More essentially, the writing was weak, with a fair number of mistaken word choices. I thought the plot here was less disjointed than in Knee Deep, but it was still complicated and improbable. The plot resolution failed to satisfy me from a moral perspective (perhaps I’m a legalist).

Personally, I’m done with Cam Derringer.

‘Knee Deep,’ by Mac Fortner

I went through three phases in my reading of Mac Fortner’s novel, Knee Deep. At first, when I discovered that the detective hero Cam Derringer lives on a houseboat in Key West, I had a pleasurable moment of imagining there’d be some Travis McGee pleasures in the mix. In this I was disappointed. Then I was less disappointed, but also less than enamored.

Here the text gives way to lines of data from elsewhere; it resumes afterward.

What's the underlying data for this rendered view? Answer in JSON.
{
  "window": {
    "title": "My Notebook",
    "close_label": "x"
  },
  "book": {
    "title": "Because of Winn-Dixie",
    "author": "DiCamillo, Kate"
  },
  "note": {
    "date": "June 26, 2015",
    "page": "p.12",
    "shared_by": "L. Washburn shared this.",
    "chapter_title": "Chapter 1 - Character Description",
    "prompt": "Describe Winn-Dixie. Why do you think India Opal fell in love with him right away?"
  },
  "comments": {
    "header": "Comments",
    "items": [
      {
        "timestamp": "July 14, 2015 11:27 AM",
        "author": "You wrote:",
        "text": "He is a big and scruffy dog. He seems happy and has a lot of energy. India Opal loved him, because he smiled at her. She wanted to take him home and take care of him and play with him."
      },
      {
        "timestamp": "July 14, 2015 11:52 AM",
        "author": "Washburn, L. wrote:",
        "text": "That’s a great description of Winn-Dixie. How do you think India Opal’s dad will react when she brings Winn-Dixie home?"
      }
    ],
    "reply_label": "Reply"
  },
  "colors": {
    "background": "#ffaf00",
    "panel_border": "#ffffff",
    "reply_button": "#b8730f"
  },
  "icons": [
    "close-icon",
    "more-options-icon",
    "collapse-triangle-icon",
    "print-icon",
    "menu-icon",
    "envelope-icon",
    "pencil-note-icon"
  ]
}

Cam Derringer used to be a lawyer. Then he lost his license, and his home. And then his wife disappeared aboard her boat. He suspects she fell victim to boat-jackers, and has devoted his life ever since to discovering her fate, eking out his living through private investigating.

When a woman hires him to look for her missing husband, Cam finds himself once again on the trail of the boat-jacking gang. Along the way he meets a beautiful, mysterious woman who may herself be part of the gang, which is awkward because he’s falling in love with her. It becomes increasingly difficult to tell the good guys from the bad guys as a massive terrorist plot hurtles toward its consummation.

Cam Derringer is, as it turns out, nothing like Travis McGee. Which isn’t a sin – there’s more than one good kind of detective. Sadly, Cam isn’t any of those. In contrast to the McGee novels, this book departs from first person narration now and then to show us what the bad guys are doing. Which doesn’t make our hero look particularly smart. In fact, he’s generally a few steps behind them, and his own guesses and actions aren’t very successful. He isn’t even the rescuer at the climax, which employs a rather cumbersome and improbable technical trick.

Author Fortner’s plot is kind of loose and meandering, as well as complicated to follow. The writing is fair – I’ve seen worse, but I wouldn’t call it tight prose. The dialogue lacked tension, I thought. There was a fair amount of sex – not explicit, but Cam turns out to be the kind of detective beautiful women keep throwing themselves at, which can get annoying. For me. OK, I’m jealous.

Still, I bought the next volume in the series. I can’t have disliked it that much. I can state that Knee Deep was sometimes an amusing read.